When defending a client's actions it's important to remember that those actions will be judged not solely on the basis of outcome but also on the basis of your client's freedom to have varied from the choice it made, its relative power vis-a-vis the plaintiff, its intentions and, I suspect, whether any benefit accrued as a result of those actions.
Why this is so is explained, perhaps, by findings related to the so called trolley problems. In the standard trolley problem a runaway trolley is running down the tracks and will crash and kill all five people on the trolley unless something is done. A bystander has the option to throw a switch which, if thrown, will divert the trolley onto another track where it will run over and kill a pedestrian but save the five people on the trolley. Various permutations of the problem involve varying the bystander's range of choices, intentions and physical actions in diverting the trolley. These permutations elicit, from those judging the bystander's conduct, widely differing views of her culpability though in each iteration, from a strictly utilitarian perspective, five are always saved and one is always lost if she chooses to save the five.
In their new paper "
Pushing moral buttons: The interaction between personal force and intention in moral judgment" Joshua Greene, et al. examine the impact on how an action is judged when personal force is applied. Hat tip:
MarginalRevolution which has a nice discussion of the issue. Perhaps not unsurprisingly though the outcome is the same (net four lives saved) people's judgment of the life-saving action seems to vary with the degree of force applied.

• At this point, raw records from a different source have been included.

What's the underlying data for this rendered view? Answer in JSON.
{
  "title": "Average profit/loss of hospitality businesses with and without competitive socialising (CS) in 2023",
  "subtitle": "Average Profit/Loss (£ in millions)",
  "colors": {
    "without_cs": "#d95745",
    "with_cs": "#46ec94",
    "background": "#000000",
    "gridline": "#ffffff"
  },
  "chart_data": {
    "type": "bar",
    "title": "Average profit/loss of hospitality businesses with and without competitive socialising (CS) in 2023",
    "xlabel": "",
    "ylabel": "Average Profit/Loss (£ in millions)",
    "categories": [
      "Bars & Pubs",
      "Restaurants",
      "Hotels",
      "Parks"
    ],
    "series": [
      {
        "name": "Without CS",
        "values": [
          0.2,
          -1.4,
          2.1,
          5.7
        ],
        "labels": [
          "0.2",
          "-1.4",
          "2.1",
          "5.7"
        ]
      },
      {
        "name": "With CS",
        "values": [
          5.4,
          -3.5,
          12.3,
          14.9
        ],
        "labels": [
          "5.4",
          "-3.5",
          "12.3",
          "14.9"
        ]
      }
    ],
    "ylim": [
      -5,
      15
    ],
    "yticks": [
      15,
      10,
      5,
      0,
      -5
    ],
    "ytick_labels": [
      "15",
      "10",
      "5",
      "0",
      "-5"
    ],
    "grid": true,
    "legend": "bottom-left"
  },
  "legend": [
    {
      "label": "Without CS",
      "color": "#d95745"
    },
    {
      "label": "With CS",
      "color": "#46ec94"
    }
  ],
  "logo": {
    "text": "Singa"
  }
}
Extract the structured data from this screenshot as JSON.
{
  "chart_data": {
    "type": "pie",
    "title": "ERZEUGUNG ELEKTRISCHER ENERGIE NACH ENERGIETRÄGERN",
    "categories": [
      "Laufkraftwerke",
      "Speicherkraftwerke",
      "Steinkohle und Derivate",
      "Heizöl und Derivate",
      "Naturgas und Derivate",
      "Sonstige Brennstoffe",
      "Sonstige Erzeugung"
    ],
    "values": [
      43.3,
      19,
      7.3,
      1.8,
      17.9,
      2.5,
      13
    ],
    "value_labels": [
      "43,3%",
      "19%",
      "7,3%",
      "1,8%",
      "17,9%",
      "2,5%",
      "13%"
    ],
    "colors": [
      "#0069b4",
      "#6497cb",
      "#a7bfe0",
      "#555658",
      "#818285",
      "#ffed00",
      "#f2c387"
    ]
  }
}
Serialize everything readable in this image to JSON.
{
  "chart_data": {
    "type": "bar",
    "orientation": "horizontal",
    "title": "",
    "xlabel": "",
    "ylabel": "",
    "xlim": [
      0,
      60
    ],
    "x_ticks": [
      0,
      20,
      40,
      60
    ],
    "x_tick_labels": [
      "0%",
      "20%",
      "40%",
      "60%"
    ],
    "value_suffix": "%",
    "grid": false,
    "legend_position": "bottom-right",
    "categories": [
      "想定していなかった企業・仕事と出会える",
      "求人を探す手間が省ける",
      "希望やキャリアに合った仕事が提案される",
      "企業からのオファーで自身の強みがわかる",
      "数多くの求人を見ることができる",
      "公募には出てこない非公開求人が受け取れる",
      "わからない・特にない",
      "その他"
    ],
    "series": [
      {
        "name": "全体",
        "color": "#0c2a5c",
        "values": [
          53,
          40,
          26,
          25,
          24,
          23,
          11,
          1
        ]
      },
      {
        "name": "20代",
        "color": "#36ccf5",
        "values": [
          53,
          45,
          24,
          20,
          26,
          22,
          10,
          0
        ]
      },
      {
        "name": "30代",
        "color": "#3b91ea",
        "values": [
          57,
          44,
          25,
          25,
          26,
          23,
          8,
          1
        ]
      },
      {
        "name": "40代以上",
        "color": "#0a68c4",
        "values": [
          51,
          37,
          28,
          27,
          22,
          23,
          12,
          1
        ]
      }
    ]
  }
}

Generally speaking, diverting the trolley so that one fungible person is killed and five equally fungible people are saved is judged most favorably. On the other hand shoving a fat man under the trolley to stop it from crashing is viewed most harshly.
The takeaway for our purposes is that focusing exclusively on the consequences of a client having acted rather not having acted risks allowing the other side to frame the narrative such that moral outrage over a conscious decision to harm an identifiable person or group of persons overcomes, and so outweighs, any positive judgment of that same decision.